I find myself less ambivalent by the second and third trimesters, particularly as the point of viability is reached. I think after three months most women know they're pregnant and if you haven't made up your mind by that point, it seems unfair to kill a being that can feel pain and take on the characteristics of life outside the womb.

But tragedy though it is, I wouldn't make it illegal because, if nothing else, it's not going to stop abortions. They've always been around and they'll always be around so long as women get pregnant.

And when it comes to the first trimester, the question of whether or not we should privilege the life of what are, admittedly, a handful of cells over the life of a full grown woman who may suffer irreparable harm because of pregnancy becomes much more difficult for me.

For the most part, I prefer to work for the adoption of a generous welfare state that allows women more choices than the other/or they have now. Indeed, for all the pro-choice/pro-life rhetoric, there's a lot on both sides that disturbs me.

Much of the pro-life movement lacks mercy, or fails to recognize that their attempts at mercy (which are helpful), such as crisis pregnancy centers which provide clothes and cribs, are woefully inadequate to meet the life long needs a baby will entail. And so many (not all) are aligned with economic policies that make women who might otherwise keep their babies abort them because they can't afford to keep them.

Yet, having middle-class white women and men help African-American women kill their unborn children always has a creepy eugenics feel to me, even though I know their intent is to help.
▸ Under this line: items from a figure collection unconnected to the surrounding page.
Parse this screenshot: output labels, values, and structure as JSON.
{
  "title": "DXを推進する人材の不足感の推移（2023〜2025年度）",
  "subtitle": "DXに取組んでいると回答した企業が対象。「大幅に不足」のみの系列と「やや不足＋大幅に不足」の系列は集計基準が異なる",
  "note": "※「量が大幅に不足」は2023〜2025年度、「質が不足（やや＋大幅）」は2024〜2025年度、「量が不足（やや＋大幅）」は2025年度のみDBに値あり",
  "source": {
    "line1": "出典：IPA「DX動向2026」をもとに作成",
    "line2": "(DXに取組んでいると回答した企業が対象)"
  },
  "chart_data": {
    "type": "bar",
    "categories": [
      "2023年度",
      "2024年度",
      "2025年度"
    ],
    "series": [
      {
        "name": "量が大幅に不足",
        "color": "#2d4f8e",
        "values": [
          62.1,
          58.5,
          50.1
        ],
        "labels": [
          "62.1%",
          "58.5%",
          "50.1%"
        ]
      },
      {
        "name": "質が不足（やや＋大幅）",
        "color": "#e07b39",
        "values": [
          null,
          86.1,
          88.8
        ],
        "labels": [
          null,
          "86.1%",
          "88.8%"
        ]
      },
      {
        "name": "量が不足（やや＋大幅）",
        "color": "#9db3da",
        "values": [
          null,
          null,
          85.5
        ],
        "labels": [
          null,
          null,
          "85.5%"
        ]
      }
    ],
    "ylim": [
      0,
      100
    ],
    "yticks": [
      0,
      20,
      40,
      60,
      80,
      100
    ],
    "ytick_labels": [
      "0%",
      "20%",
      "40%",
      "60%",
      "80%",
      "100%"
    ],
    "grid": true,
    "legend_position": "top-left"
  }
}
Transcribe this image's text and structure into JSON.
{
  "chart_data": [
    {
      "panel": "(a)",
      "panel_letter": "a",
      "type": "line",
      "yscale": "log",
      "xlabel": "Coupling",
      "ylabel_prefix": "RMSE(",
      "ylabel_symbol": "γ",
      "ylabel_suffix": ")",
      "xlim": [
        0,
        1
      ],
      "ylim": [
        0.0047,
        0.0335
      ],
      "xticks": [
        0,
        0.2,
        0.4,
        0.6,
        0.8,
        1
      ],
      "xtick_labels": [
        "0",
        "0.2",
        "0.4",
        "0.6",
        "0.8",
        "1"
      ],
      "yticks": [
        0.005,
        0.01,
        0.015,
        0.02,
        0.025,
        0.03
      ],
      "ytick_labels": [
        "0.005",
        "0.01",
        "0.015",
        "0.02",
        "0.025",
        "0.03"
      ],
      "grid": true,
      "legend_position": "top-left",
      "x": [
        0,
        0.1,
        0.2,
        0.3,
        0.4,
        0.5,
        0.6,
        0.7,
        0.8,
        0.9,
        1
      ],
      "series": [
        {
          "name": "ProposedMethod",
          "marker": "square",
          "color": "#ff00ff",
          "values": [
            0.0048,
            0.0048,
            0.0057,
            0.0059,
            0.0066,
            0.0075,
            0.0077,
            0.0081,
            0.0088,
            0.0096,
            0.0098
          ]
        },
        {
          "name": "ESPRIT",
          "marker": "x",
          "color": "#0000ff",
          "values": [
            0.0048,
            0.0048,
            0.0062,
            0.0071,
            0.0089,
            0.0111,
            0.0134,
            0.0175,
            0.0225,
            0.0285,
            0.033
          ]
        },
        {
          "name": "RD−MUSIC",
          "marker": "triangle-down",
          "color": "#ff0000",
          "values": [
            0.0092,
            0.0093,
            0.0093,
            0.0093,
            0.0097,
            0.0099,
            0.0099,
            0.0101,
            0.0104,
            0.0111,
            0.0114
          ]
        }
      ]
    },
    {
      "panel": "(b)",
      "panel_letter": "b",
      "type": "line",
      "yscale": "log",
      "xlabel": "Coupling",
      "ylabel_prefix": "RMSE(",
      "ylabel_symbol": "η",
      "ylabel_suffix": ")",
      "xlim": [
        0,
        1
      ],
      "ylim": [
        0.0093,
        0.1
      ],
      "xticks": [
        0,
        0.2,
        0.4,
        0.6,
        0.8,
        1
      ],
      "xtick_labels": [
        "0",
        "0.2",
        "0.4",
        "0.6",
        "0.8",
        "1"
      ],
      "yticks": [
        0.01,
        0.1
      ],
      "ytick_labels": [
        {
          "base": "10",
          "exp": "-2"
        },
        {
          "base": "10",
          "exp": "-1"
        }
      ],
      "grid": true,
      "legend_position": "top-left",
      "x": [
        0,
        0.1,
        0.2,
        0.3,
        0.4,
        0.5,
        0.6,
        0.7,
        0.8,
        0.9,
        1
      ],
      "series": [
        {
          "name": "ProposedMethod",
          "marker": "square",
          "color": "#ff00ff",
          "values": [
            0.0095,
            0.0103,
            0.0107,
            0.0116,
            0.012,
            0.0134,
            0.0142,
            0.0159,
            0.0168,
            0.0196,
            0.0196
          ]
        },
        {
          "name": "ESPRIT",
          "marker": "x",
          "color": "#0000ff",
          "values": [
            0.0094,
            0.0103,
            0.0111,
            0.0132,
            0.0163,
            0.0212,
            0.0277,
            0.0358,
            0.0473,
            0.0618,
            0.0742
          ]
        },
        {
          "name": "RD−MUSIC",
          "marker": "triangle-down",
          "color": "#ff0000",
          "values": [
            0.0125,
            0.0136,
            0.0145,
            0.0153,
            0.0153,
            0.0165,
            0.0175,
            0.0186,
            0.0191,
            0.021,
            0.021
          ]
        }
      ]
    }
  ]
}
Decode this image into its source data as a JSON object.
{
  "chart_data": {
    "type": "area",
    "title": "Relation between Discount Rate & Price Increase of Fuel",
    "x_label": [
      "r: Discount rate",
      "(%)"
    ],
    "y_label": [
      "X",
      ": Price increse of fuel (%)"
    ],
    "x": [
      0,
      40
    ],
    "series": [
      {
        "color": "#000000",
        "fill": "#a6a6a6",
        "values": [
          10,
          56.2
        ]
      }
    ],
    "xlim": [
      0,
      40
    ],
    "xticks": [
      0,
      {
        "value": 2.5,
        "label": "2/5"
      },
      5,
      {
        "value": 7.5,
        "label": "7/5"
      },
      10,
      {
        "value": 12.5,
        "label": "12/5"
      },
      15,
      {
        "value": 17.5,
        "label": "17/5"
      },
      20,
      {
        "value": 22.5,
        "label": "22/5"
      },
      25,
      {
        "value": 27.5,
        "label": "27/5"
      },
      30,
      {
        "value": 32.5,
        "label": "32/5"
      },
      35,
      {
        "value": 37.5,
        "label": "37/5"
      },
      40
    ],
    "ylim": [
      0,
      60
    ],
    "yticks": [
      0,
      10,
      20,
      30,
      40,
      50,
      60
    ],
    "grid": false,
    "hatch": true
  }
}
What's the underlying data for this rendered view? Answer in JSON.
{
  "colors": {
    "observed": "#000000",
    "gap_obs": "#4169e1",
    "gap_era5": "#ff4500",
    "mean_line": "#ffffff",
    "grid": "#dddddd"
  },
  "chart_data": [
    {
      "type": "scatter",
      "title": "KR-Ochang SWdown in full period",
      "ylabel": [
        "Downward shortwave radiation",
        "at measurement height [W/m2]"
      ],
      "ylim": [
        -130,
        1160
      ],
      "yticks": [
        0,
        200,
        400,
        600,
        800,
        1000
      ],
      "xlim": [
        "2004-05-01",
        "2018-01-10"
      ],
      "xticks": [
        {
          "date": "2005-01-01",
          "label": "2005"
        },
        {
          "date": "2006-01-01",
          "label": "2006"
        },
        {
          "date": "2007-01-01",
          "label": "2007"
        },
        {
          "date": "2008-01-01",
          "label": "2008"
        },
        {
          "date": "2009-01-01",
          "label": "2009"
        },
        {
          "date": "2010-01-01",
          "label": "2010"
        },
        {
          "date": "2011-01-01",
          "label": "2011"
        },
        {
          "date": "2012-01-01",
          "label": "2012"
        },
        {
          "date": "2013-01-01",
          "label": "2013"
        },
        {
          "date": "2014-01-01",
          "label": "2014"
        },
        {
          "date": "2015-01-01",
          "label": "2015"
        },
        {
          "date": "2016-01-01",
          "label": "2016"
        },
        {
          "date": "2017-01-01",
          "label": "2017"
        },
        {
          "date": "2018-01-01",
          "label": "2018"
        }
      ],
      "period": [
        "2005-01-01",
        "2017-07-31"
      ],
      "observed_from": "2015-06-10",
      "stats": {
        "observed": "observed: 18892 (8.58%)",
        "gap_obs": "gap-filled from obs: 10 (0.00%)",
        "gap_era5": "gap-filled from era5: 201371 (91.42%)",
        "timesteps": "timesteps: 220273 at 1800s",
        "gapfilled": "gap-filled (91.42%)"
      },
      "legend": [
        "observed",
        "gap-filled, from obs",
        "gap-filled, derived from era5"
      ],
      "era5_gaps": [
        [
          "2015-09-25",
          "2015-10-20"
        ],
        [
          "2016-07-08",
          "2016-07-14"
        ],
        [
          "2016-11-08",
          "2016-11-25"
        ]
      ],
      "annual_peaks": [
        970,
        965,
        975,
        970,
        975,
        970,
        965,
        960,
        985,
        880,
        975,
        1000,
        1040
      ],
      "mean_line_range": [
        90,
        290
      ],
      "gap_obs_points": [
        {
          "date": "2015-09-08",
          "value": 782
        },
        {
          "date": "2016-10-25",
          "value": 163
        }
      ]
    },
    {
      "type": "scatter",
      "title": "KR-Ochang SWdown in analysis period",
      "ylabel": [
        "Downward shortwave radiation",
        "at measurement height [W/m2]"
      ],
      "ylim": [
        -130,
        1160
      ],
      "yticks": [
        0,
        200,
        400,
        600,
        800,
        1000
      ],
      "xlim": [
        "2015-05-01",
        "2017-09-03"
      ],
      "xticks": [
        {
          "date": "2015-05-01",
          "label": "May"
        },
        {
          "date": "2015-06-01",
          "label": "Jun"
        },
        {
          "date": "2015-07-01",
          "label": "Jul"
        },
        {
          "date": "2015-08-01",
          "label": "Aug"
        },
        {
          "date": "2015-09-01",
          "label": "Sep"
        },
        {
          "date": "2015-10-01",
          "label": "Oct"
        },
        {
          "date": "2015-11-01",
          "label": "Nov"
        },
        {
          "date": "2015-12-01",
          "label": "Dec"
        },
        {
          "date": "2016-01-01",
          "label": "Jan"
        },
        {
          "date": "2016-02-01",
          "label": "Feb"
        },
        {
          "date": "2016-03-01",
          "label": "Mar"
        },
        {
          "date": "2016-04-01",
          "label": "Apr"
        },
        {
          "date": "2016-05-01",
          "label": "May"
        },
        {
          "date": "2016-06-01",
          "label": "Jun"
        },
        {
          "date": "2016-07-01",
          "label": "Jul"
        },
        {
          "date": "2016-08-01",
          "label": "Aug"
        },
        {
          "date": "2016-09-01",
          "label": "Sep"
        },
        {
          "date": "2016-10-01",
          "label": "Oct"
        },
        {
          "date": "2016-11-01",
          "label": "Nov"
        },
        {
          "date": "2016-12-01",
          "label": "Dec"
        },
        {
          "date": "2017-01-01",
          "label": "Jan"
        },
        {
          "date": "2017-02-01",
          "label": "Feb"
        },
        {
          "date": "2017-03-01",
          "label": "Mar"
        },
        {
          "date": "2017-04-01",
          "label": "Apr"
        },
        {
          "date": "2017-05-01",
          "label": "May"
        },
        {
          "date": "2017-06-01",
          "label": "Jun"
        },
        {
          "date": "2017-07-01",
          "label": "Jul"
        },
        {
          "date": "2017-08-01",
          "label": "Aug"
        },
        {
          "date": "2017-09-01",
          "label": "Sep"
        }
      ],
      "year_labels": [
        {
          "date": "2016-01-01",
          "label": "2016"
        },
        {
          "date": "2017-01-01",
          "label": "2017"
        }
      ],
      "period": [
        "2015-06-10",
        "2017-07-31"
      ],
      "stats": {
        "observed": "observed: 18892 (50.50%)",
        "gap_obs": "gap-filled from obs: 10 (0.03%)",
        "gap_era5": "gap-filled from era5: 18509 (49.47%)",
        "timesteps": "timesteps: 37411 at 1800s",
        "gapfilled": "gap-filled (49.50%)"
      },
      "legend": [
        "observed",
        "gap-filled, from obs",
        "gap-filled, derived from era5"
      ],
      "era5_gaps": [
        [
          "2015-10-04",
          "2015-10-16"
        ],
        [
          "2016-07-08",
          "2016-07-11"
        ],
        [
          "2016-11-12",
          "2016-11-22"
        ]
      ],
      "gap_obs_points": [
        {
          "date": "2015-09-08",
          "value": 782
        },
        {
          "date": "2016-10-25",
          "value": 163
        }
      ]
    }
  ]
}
And I'm very sympathetic to the argument that killing life inside the womb can make us more comfortable with killing those vulnerable outside of it (not that there hasn't been a point in human history where we've been really all that uncomfortable as any daily headline will attest).

Makes me always think of the ending scene in that brilliant movie, Citizen Ruth, where Ruth climbs out the window of the abortion clinic to go off on her own way while pro-life and pro-choice demonstrators shout at each other, unaware that the woman who started the yelling match is running from them both.

So, it was the proverbial breath of fresh air to read the article linked above in AlterNet today. It talked about "a new approach to abortion counseling [that] supports women who choose the procedure while letting them tell the complicated, emotional truth about the experience."

Abortion is complicated. And for this person standing in the middle, I'm always glad to hear someone on either side step down from the soap box and admit that it is.